QUICK REVIEW

[논문 리뷰] UniFinEval: Towards Unified Evaluation of Financial Multimodal Models across Text, Images and Videos

Zhi Yang, Lingfeng Zeng|arXiv (Cornell University)|2026. 01. 09.

Stock Market Forecasting Methods인용 수 0

한 줄 요약

UniFinEval 은 텍스트, 이미지, 비디오를 포함한 다중모달 벤치마크를 수동으로 구성하고 중국어-영어 이중언어로 다섯 가지 핵심 시나리오에서 금융 MLLMs를 평가하며, 교차 모달 다중 호추론을 수행합니다. 제로샷 및 제로샷 CoT 설정에서 10개의 주류 모델을 비교하고 금융 전문가와의 남은 차이를 강조합니다.

ABSTRACT

Multimodal large language models are playing an increasingly significant role in empowering the financial domain, however, the challenges they face, such as multimodal and high-density information and cross-modal multi-hop reasoning, go beyond the evaluation scope of existing multimodal benchmarks. To address this gap, we propose UniFinEval, the first unified multimodal benchmark designed for high-information-density financial environments, covering text, images, and videos. UniFinEval systematically constructs five core financial scenarios grounded in real-world financial systems: Financial Statement Auditing, Company Fundamental Reasoning, Industry Trend Insights, Financial Risk Sensing, and Asset Allocation Analysis. We manually construct a high-quality dataset consisting of 3,767 question-answer pairs in both chinese and english and systematically evaluate 10 mainstream MLLMs under Zero-Shot and CoT settings. Results show that Gemini-3-pro-preview achieves the best overall performance, yet still exhibits a substantial gap compared to financial experts. Further error analysis reveals systematic deficiencies in current models. UniFinEval aims to provide a systematic assessment of MLLMs' capabilities in fine-grained, high-information-density financial environments, thereby enhancing the robustness of MLLMs applications in real-world financial scenarios. Data and code are available at https://github.com/aifinlab/UniFinEval.

연구 동기 및 목표

멀티모달 대형 언어 모델(MLLM)이 높은 정보밀도 금융 환경에서의 역량 경계를 평가한다.
실제 금융 워크플로우에 맞춘 통합된 교차 모달 벤치마크를 제공한다.
금융에서 교차모달 일관성과 다중 히프 추론의 평가를 가능하게 한다.
일반적 실패 모드를 식별하여 강 robust 금융 AI 배치를 안내한다.

제안 방법

3,767개 질문으로 구성된 중국어-영어 이중언어 데이터셋의 수동 구성.
다섯 가지 금융 시나리오: 재무제표 감사, 회사 기본 이론, 업계 동향 인사이트, 재무 위험 감지, 자산 배분 분석.
전체 모달리티 입력 지원: 텍스트, 이미지, 비디오 및 교차 모달 조합(텍스트-이미지, 텍스트-비디오, 이미지-비디오, 텍스트-이미지-비디오).
두 가지 평가 설정: 제로샷 및 제로샷 코트, 강건한 판단을 위한 Qwen-Max으로 출력 추출 표준화.
현실 세계 금융 로직에 맞추기 위한 4단계 검증의 전문가 주도 품질 관리.

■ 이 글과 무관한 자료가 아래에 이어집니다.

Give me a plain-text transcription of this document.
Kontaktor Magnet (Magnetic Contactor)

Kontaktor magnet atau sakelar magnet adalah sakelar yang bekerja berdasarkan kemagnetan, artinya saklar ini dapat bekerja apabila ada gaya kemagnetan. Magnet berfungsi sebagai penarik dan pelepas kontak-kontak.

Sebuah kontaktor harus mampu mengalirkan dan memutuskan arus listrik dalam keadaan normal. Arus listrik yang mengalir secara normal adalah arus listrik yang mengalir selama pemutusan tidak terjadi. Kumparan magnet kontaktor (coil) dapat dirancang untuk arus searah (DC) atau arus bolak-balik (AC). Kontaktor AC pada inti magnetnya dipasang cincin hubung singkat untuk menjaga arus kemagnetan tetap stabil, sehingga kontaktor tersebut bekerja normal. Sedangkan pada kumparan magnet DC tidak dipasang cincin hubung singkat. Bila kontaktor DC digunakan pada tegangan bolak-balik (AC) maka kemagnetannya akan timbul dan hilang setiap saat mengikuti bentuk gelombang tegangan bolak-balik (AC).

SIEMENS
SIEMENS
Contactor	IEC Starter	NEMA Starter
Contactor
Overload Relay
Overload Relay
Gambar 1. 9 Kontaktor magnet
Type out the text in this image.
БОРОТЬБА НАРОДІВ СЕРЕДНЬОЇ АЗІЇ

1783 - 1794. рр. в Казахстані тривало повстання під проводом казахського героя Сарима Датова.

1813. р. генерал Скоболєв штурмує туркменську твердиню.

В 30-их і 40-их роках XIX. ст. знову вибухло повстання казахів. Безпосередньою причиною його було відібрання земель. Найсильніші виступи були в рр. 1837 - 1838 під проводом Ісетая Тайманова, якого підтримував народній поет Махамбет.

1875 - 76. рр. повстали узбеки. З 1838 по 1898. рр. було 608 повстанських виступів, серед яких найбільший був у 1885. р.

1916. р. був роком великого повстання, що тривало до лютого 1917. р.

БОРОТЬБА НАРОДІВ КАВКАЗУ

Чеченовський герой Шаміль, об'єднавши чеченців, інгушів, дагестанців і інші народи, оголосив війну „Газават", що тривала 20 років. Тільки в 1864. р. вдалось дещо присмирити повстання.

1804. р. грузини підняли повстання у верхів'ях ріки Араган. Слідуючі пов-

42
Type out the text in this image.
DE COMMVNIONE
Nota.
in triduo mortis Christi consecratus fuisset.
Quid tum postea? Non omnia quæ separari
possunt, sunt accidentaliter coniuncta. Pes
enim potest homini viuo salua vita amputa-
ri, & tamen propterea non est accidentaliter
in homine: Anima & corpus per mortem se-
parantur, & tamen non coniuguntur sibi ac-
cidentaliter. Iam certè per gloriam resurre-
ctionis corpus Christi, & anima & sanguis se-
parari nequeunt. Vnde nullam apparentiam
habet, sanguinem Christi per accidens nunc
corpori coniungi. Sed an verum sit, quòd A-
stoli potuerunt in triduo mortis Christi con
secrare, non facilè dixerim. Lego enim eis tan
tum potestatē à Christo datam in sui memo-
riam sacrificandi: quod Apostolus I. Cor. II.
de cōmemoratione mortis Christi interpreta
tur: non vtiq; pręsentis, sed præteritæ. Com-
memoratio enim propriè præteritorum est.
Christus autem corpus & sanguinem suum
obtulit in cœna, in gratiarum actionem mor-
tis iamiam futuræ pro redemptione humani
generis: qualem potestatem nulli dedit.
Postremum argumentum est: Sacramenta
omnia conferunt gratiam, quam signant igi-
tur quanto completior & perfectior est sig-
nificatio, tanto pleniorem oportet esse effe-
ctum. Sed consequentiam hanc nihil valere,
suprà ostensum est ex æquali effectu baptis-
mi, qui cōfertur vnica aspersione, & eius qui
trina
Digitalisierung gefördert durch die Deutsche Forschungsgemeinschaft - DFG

Figure 1: UniFinEval is manually constructed and supports full-modality inputs including text, images, and videos. It is equipped with cross-modal reasoning capabilities and features high information density while closely aligning with real financial business practices.

실험 결과

연구 질문

RQ1현 시점의 MLLMs가 고정보밀도 금융 작업에서 통합된 교차모달 추론을 수행할 수 있는가?
RQ2지각, 추론, 의사결정 작업 전반에 걸쳐 기존 모델이 금융 전문가의 성과에 얼마나 근접하는가?
RQ3다중모달 금융 정보를 처리할 때 지배적인 오류 모드는 무엇인가?
RQ4Chain-of-Thought 프롬프트가 금융 특화 교차모달 작업의 성능에 미치는 영향은 무엇인가?
RQ5현 벤치마크가 현실 세계의 금융 의사결정 루프를 시뮬레이션하는 데 어떤 한계가 있는가?

주요 결과

Gemini-3-pro-preview 가 평균 73.8%의 Zero-Shot 전체 성능으로 최고를 기록했다.
대다수 모델은 CoT에서 향상되지만 과제 전반에 걸친 이득은 제한적이다.
사람(전문가)은 모든 모델을 크게 능가하며 ITI 및 AAA 시나리오에서 상당한 차이가 있다.
오류 분석은 이미지 인식 및 교차모달 정렬에 큰 문제를 보이고, 수치 계산 약점도 뚜렷하다.
모델은 고정보밀도 작업에서 교차모달 다중 히프 추론 및 장기적 논리 일관성 유지에 어려움을 겪는다.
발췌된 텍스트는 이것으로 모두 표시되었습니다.